Think about it:  did the folks -- at least seven of them -- bypass the wounded man because they hate him?  Is it logical to assume that they hate him?  I think not.  There is no indication of hate.  There is, however, an indication of indifference.  How else could it be, other than no one showed any care or concern for the wounded man, except they lacked love -- that basic benevolent concern for another human being.    I cannot help but wonder if a known personality were to lay on a sidewalk, not even injured, how long it would take for scores of people -- and even more media -- to show up. 

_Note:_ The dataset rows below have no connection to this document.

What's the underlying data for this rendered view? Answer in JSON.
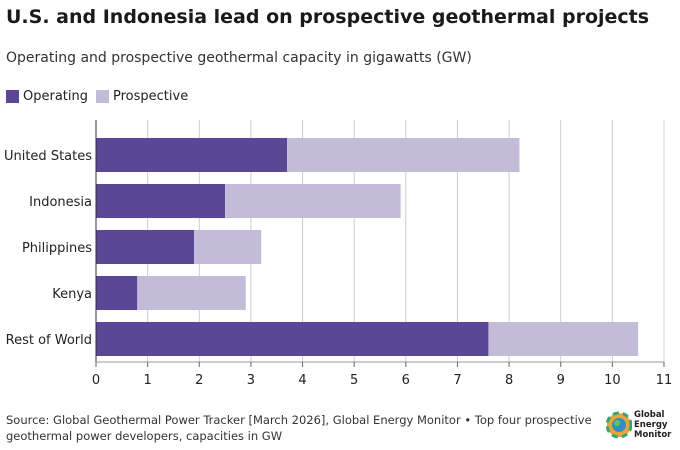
{
  "title": "U.S. and Indonesia lead on prospective geothermal projects",
  "subtitle": "Operating and prospective geothermal capacity in gigawatts (GW)",
  "legend": {
    "operating": "Operating",
    "prospective": "Prospective"
  },
  "colors": {
    "operating": "#5b4796",
    "prospective": "#c2bcd9",
    "grid": "#cccccc"
  },
  "chart_data": {
    "type": "bar",
    "orientation": "horizontal",
    "stacked": true,
    "categories": [
      "United States",
      "Indonesia",
      "Philippines",
      "Kenya",
      "Rest of World"
    ],
    "series": [
      {
        "name": "Operating",
        "values": [
          3.7,
          2.5,
          1.9,
          0.8,
          7.6
        ]
      },
      {
        "name": "Prospective",
        "values": [
          4.5,
          3.4,
          1.3,
          2.1,
          2.9
        ]
      }
    ],
    "xlim": [
      0,
      11
    ],
    "xticks": [
      0,
      1,
      2,
      3,
      4,
      5,
      6,
      7,
      8,
      9,
      10,
      11
    ],
    "grid": true,
    "legend_position": "top-left"
  },
  "footer": {
    "line1": "Source: Global Geothermal Power Tracker [March 2026], Global Energy Monitor • Top four prospective",
    "line2": "geothermal power developers, capacities in GW"
  },
  "logo": {
    "line1": "Global",
    "line2": "Energy",
    "line3": "Monitor"
  }
}
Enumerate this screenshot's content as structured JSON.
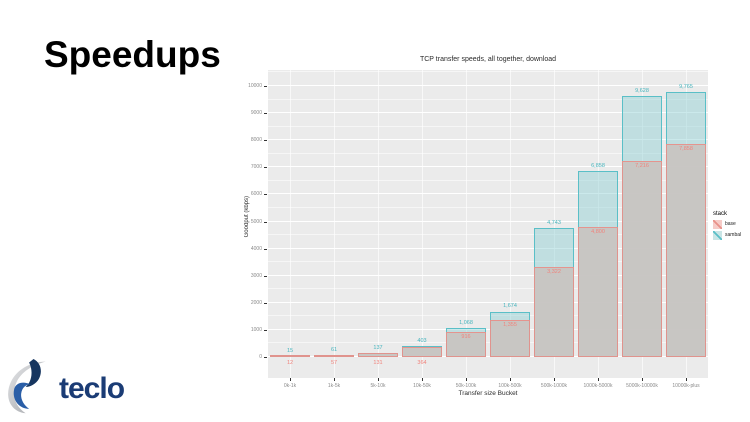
{
  "slide": {
    "heading": "Speedups"
  },
  "logo": {
    "text": "teclo"
  },
  "chart": {
    "title": "TCP transfer speeds, all together, download",
    "xlabel": "Transfer size Bucket",
    "ylabel": "Goodput (kbps)",
    "legend": {
      "title": "stack"
    },
    "colors": {
      "panel_bg": "#ebebeb",
      "base_fill": "#c9c5c2",
      "base_stroke": "#e8918a",
      "base_label": "#f0837c",
      "base_key_fill": "#f6cbc7",
      "sambal_fill": "rgba(139,206,211,0.45)",
      "sambal_stroke": "#5abfc7",
      "sambal_label": "#45b4bd",
      "sambal_key_fill": "#c9e5e6",
      "logo_blue": "#1b3c75"
    }
  },
  "chart_data": {
    "type": "bar",
    "title": "TCP transfer speeds, all together, download",
    "xlabel": "Transfer size Bucket",
    "ylabel": "Goodput (kbps)",
    "categories": [
      "0k-1k",
      "1k-5k",
      "5k-10k",
      "10k-50k",
      "50k-100k",
      "100k-500k",
      "500k-1000k",
      "1000k-5000k",
      "5000k-10000k",
      "10000k-plus"
    ],
    "series": [
      {
        "name": "base",
        "values": [
          12,
          57,
          131,
          364,
          916,
          1355,
          3322,
          4800,
          7216,
          7858
        ]
      },
      {
        "name": "sambal",
        "values": [
          15,
          61,
          137,
          403,
          1068,
          1674,
          4743,
          6858,
          9628,
          9765
        ]
      }
    ],
    "ylim": [
      0,
      10590
    ],
    "yticks": [
      0,
      1000,
      2000,
      3000,
      4000,
      5000,
      6000,
      7000,
      8000,
      9000,
      10000
    ],
    "legend_title": "stack",
    "legend_position": "right",
    "grid": true,
    "layout": "overlaid bars (position identity), sambal behind base"
  }
}
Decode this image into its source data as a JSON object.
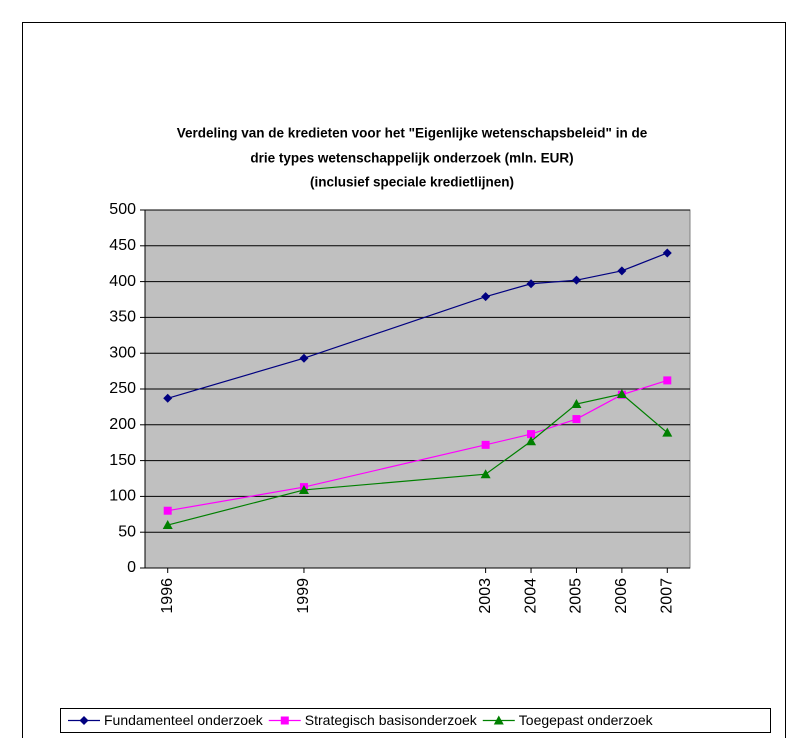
{
  "chart_data": {
    "type": "line",
    "title": [
      "Verdeling van de kredieten voor het \"Eigenlijke wetenschapsbeleid\" in de",
      "drie types wetenschappelijk onderzoek (mln. EUR)",
      "(inclusief speciale kredietlijnen)"
    ],
    "x": [
      1996,
      1999,
      2003,
      2004,
      2005,
      2006,
      2007
    ],
    "xlim": [
      1995.5,
      2007.5
    ],
    "xticks": [
      1996,
      1999,
      2003,
      2004,
      2005,
      2006,
      2007
    ],
    "ylim": [
      0,
      500
    ],
    "yticks": [
      0,
      50,
      100,
      150,
      200,
      250,
      300,
      350,
      400,
      450,
      500
    ],
    "grid": true,
    "legend": "bottom",
    "series": [
      {
        "name": "Fundamenteel onderzoek",
        "color": "#000080",
        "marker": "diamond",
        "values": [
          237,
          293,
          379,
          397,
          402,
          415,
          440
        ]
      },
      {
        "name": "Strategisch basisonderzoek",
        "color": "#ff00ff",
        "marker": "square",
        "values": [
          80,
          113,
          172,
          187,
          208,
          242,
          262
        ]
      },
      {
        "name": "Toegepast onderzoek",
        "color": "#008000",
        "marker": "triangle",
        "values": [
          60,
          109,
          131,
          177,
          229,
          243,
          189
        ]
      }
    ]
  }
}
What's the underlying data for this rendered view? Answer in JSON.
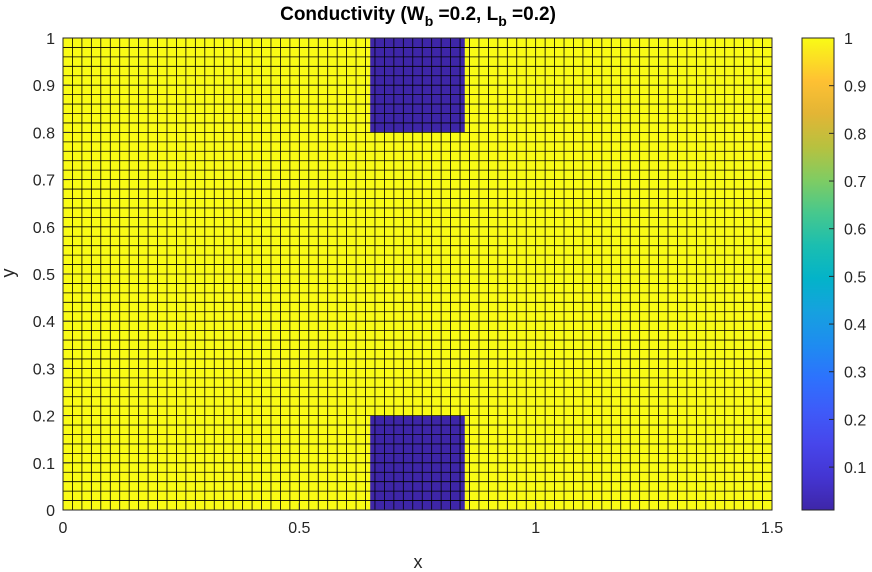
{
  "chart_data": {
    "type": "heatmap",
    "title": {
      "prefix": "Conductivity (W",
      "sub1": "b",
      "mid": " =0.2, L",
      "sub2": "b",
      "suffix": " =0.2)"
    },
    "xlabel": "x",
    "ylabel": "y",
    "xlim": [
      0,
      1.5
    ],
    "ylim": [
      0,
      1
    ],
    "xticks": [
      0,
      0.5,
      1,
      1.5
    ],
    "xtick_labels": [
      "0",
      "0.5",
      "1",
      "1.5"
    ],
    "yticks": [
      0,
      0.1,
      0.2,
      0.3,
      0.4,
      0.5,
      0.6,
      0.7,
      0.8,
      0.9,
      1
    ],
    "ytick_labels": [
      "0",
      "0.1",
      "0.2",
      "0.3",
      "0.4",
      "0.5",
      "0.6",
      "0.7",
      "0.8",
      "0.9",
      "1"
    ],
    "grid": {
      "nx": 75,
      "ny": 50
    },
    "background_value": 1,
    "regions": [
      {
        "x_range": [
          0.65,
          0.85
        ],
        "y_range": [
          0.8,
          1.0
        ],
        "value": 0.01
      },
      {
        "x_range": [
          0.65,
          0.85
        ],
        "y_range": [
          0.0,
          0.2
        ],
        "value": 0.01
      }
    ],
    "colorbar": {
      "range": [
        0.01,
        1
      ],
      "ticks": [
        0.1,
        0.2,
        0.3,
        0.4,
        0.5,
        0.6,
        0.7,
        0.8,
        0.9,
        1
      ],
      "tick_labels": [
        "0.1",
        "0.2",
        "0.3",
        "0.4",
        "0.5",
        "0.6",
        "0.7",
        "0.8",
        "0.9",
        "1"
      ],
      "colormap": "parula",
      "colors": {
        "low": "#3e26a8",
        "high": "#f9fb15"
      }
    }
  }
}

So, what is the deal?  Simply this:  we have become desensitized to any external stimulation that does not serve our need for constant entertainment.  We are charter members of the "IT'S ALL ABOUT ME" club.  And since we care for no one but ourselves, each person has his own chapter of the IT'S ALL ABOUT ME club, with a total membership of one.  And as was told to me years ago, the one who lives by oneself, for oneself, and in oneself, is always contaminated by the company one keeps.

What about the seven or more who passed by Hugo Alfred Tale-Yax (yep, he has a name, too).  Have they given him a thought since the moment of their encounter with him?  What if the next such incident involves someone they know?  Someone they think they care about?  Will there be cries of indignation?  Will there by weeping, waling, gnashing of teeth?  An offering of a reward for such a heinous act?  Impromptu shrines?  Candlelight vigils?  Press conferences?  When it matters to them, what will be the aftermath?  Will they wonder why didn't someone DO something?  

In case you haven't noticed, we have been lulled into a false sense of "okay-ness" where fluff matters and substance is inconsequential.  We have been indoctrinated to think that everyone else's problems are just their's.  What we have failed to remember is that what happens to one happens to us all.  When all of us matter, we will all do something.